Can we go back to 1994, please? I’m not suggesting there were no problems back then, but compared to 2020, the dramas that the youngsters portrayed in Ben Stiller’s comedy drama seem rather tame. They’re overloaded with pop culture, but since hardly anyone has a phone, their interaction is limited to watching MTV. There’s a general feeling of malaise captured here, but by today’s hard-scrabble standards, they’re living high on the hog.
Lelainia (Winona Ryder) is a graduate whose graduation speech ends with a shrug and the words ’I don’t know’. This blankness doesn’t set her up well for her first job, working as a on-set PA to John Mahoney’s self-absorbed tv host; it’s notable that she gripes about her job, but she’s a paid intern, if you can imagine such a thing. Her father won’t splash any cash on her development, aside for a petrol credit card that allows her to demonstrate her entrepreneurial nous by flogging gas at the local petrol station.
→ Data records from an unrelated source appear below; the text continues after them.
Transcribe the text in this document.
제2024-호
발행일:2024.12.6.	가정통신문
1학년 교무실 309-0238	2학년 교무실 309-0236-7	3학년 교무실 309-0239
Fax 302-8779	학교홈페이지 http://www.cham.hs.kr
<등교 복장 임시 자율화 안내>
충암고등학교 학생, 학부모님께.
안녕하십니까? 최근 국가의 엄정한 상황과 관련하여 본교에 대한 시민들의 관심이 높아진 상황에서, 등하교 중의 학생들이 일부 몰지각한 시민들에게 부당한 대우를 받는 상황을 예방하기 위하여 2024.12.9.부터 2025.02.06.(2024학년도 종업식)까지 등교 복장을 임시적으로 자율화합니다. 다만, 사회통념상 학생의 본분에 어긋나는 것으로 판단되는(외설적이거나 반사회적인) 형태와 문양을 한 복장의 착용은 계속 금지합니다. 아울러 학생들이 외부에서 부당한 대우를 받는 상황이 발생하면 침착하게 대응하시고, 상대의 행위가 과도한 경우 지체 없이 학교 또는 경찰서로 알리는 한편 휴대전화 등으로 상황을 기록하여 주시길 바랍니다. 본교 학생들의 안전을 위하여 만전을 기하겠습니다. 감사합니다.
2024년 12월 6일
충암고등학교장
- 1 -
Her choices revolve around her slacker room-mate Troy (Ethan Hawke) whose counter-cultural bravado hides his anxiety about his dad’s illness, and Michael (Stiller) a yuppie who admires her video-skills and aims to package her work as a documentary to MTV.
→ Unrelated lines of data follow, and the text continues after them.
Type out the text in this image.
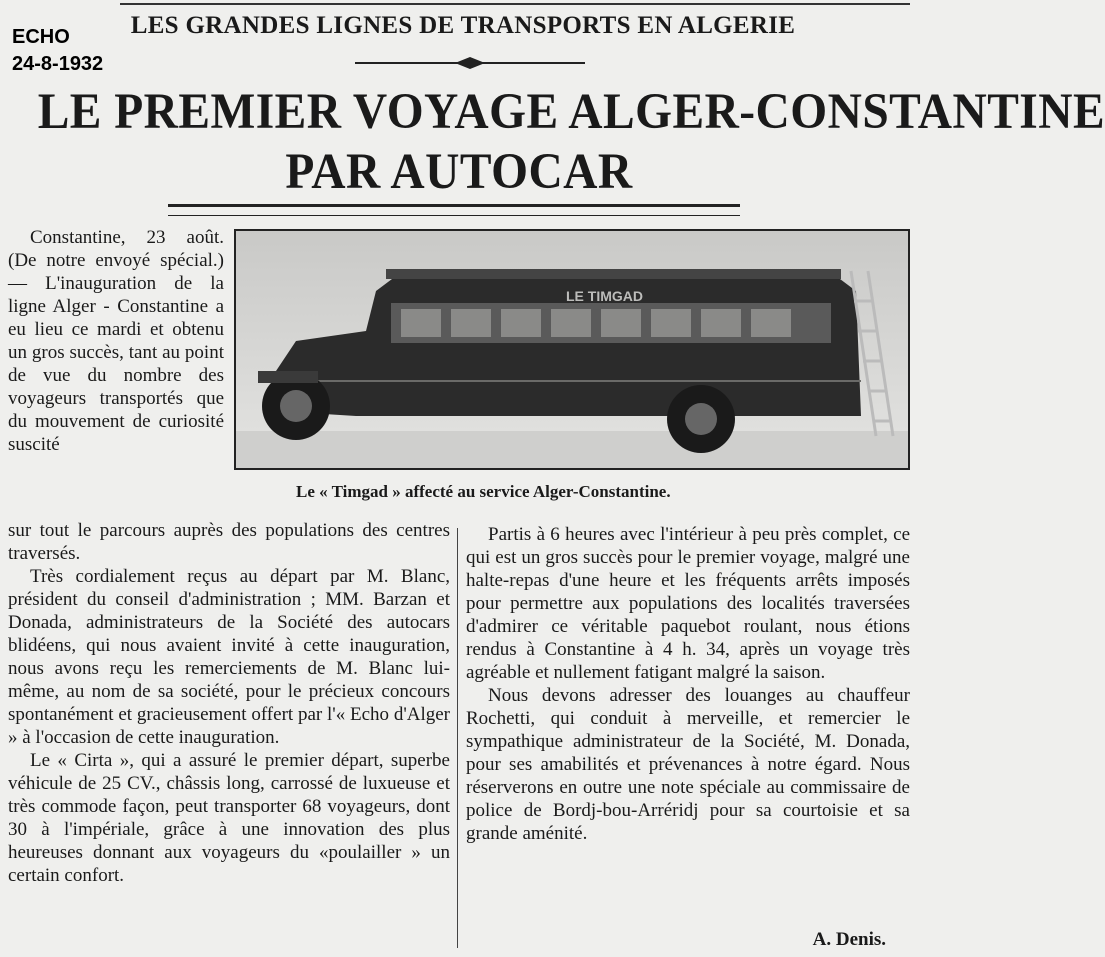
ECHO
24-8-1932
LES GRANDES LIGNES DE TRANSPORTS EN ALGERIE
LE PREMIER VOYAGE ALGER-CONSTANTINE
PAR AUTOCAR
LE TIMGAD
Le « Timgad » affecté au service Alger-Constantine.

Constantine, 23 août. (De notre envoyé spécial.) — L'inauguration de la ligne Alger - Constantine a eu lieu ce mardi et obtenu un gros succès, tant au point de vue du nombre des voyageurs transportés que du mouvement de curiosité suscité

sur tout le parcours auprès des populations des centres traversés.

Très cordialement reçus au départ par M. Blanc, président du conseil d'administration ; MM. Barzan et Donada, administrateurs de la Société des autocars blidéens, qui nous avaient invité à cette inauguration, nous avons reçu les remerciements de M. Blanc lui-même, au nom de sa société, pour le précieux concours spontanément et gracieusement offert par l'« Echo d'Alger » à l'occasion de cette inauguration.

Le « Cirta », qui a assuré le premier départ, superbe véhicule de 25 CV., châssis long, carrossé de luxueuse et très commode façon, peut transporter 68 voyageurs, dont 30 à l'impériale, grâce à une innovation des plus heureuses donnant aux voyageurs du «poulailler » un certain confort.

Partis à 6 heures avec l'intérieur à peu près complet, ce qui est un gros succès pour le premier voyage, malgré une halte-repas d'une heure et les fréquents arrêts imposés pour permettre aux populations des localités traversées d'admirer ce véritable paquebot roulant, nous étions rendus à Constantine à 4 h. 34, après un voyage très agréable et nullement fatigant malgré la saison.

Nous devons adresser des louanges au chauffeur Rochetti, qui conduit à merveille, et remercier le sympathique administrateur de la Société, M. Donada, pour ses amabilités et prévenances à notre égard. Nous réserverons en outre une note spéciale au commissaire de police de Bordj-bou-Arréridj pour sa courtoisie et sa grande aménité.

A. Denis.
Stiller admirably casts himself as the weaker option, although Michael at least takes an interest in Lelainia’s work; Troy moons around and actively attempts to curtain her relationship with Michael without being willing to provide one herself; not since Pretty in Pink has a girl made such a wayward choice. Otherwise Kurt Wallinger contributes an interesting score, Janeane Garofalo, Steve Zahn, Evan Dando and Renee Zellweger and others pop up for of-their-time cameos, although it’s hard to explain Lelainia’s confidence that handing her footage to MTV will result in a satisfying artistic experience.
Reality Bites is a time-capsule, supposedly unveiling a truth about the shock of graduating into the workforce, but ending up incredibly specific to the early 1990’s scene. It’s a pleasant, easy-to-watch movie, but one which will speak most strongly to those nostalgic for a past that never really existed.